Another projection would be the entry of BigTechs, which are already moving actively in Latin America. Cases like WhatsApp with Facebook in Brazil, where despite all the restrictions generated, it should not be ignored that the company already has the technology to conquer financial services. In Colombia, the same will most certainly happen.

Another predominant topic will be open banking. We are still at a very early stage, but open banking will eventually be the language that FinTech companies and financial entities will use to communicate. Open banking is where the ecosystem is headed. Payments will work through open banking, credits will be approved through open banking, etc.

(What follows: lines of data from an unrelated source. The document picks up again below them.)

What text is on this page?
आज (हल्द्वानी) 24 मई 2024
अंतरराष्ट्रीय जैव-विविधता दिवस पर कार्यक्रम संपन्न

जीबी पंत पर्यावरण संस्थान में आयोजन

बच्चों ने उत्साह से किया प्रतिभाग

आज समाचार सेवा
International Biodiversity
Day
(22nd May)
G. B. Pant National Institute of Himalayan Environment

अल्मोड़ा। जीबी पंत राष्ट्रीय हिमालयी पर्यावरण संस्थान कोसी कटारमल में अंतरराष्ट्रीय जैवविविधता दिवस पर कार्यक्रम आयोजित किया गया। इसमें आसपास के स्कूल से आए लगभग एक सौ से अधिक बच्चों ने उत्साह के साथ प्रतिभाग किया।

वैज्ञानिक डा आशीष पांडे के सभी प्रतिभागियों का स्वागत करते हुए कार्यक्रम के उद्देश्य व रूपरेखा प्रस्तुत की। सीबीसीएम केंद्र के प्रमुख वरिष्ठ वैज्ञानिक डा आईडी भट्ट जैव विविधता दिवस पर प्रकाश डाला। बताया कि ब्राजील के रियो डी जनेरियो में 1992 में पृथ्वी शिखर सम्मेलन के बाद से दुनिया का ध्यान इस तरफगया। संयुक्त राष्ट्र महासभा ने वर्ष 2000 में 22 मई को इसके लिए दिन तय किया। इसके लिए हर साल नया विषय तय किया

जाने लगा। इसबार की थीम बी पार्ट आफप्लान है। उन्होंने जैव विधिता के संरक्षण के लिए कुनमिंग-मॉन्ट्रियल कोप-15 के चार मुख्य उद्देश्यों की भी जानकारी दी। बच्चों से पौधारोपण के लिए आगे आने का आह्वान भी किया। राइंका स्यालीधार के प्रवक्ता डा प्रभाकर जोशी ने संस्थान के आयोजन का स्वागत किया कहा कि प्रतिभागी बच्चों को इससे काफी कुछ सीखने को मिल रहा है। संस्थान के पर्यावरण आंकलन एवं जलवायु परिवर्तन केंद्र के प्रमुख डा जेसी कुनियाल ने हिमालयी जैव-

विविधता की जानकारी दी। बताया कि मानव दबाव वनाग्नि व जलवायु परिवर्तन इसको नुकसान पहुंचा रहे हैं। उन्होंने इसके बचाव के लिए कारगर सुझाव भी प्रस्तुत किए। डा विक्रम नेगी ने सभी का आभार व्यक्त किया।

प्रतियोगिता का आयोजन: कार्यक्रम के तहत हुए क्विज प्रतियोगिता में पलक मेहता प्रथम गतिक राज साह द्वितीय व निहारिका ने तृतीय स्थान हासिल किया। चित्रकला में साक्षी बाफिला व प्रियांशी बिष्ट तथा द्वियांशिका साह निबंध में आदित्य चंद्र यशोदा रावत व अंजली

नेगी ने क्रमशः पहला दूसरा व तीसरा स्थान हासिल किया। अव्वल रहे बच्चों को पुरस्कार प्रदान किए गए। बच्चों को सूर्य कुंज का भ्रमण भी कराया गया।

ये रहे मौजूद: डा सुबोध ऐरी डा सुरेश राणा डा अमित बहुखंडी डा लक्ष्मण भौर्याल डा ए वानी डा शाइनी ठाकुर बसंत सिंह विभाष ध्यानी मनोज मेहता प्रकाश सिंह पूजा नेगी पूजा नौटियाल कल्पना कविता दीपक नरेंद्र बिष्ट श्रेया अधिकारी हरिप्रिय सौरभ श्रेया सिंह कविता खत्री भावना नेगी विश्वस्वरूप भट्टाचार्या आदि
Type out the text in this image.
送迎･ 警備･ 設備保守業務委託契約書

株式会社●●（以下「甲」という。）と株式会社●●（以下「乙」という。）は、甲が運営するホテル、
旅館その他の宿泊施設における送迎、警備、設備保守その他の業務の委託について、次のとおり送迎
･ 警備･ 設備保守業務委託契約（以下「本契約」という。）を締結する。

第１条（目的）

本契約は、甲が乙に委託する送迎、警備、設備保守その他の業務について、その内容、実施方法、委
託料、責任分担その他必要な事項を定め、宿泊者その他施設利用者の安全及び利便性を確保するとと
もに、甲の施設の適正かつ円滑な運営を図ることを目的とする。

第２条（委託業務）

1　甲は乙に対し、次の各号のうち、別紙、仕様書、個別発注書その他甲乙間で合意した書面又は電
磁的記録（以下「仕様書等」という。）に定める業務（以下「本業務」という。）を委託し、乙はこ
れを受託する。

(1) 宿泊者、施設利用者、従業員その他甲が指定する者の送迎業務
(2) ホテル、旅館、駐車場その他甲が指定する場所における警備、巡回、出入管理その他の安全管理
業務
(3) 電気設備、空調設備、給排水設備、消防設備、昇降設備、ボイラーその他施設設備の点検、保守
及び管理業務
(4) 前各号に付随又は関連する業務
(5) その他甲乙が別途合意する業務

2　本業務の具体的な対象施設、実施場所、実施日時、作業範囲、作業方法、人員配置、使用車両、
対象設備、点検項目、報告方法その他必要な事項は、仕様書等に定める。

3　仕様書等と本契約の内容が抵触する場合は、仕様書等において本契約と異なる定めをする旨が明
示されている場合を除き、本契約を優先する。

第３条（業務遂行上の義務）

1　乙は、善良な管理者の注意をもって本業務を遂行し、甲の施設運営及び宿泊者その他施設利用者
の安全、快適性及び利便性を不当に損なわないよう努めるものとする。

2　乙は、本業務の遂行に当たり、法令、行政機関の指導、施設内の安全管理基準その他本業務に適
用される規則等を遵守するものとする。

Another exciting trend is that FinTech is going to become B2B oriented, turning to a neglected segment, which is SMEs. SMEs are the back base of Colombia’s economy and are the most neglected in terms of financial services. They have credit barriers, and their systems are quite disorganized regarding cash-management processes. So we are going to see an explosion of B2B FinTech precisely to serve the SME market. We are going to have neobanks serving SMEs, business credit cards, and digital corporate insurance. Just as there is an excellent offer of digital financial solutions for people, we will see a growing number of solutions for SMEs.

Finally, COVID-19 spoiled our prediction of having the first Colombian FinTech unicorn this year. Confidently, this could happen soon, given the significant players we have across the ecosystem, which are actively acquiring users, raising capital, and growing exponentially. We have to keep following these businesses because we will see them scale in the next two to three years.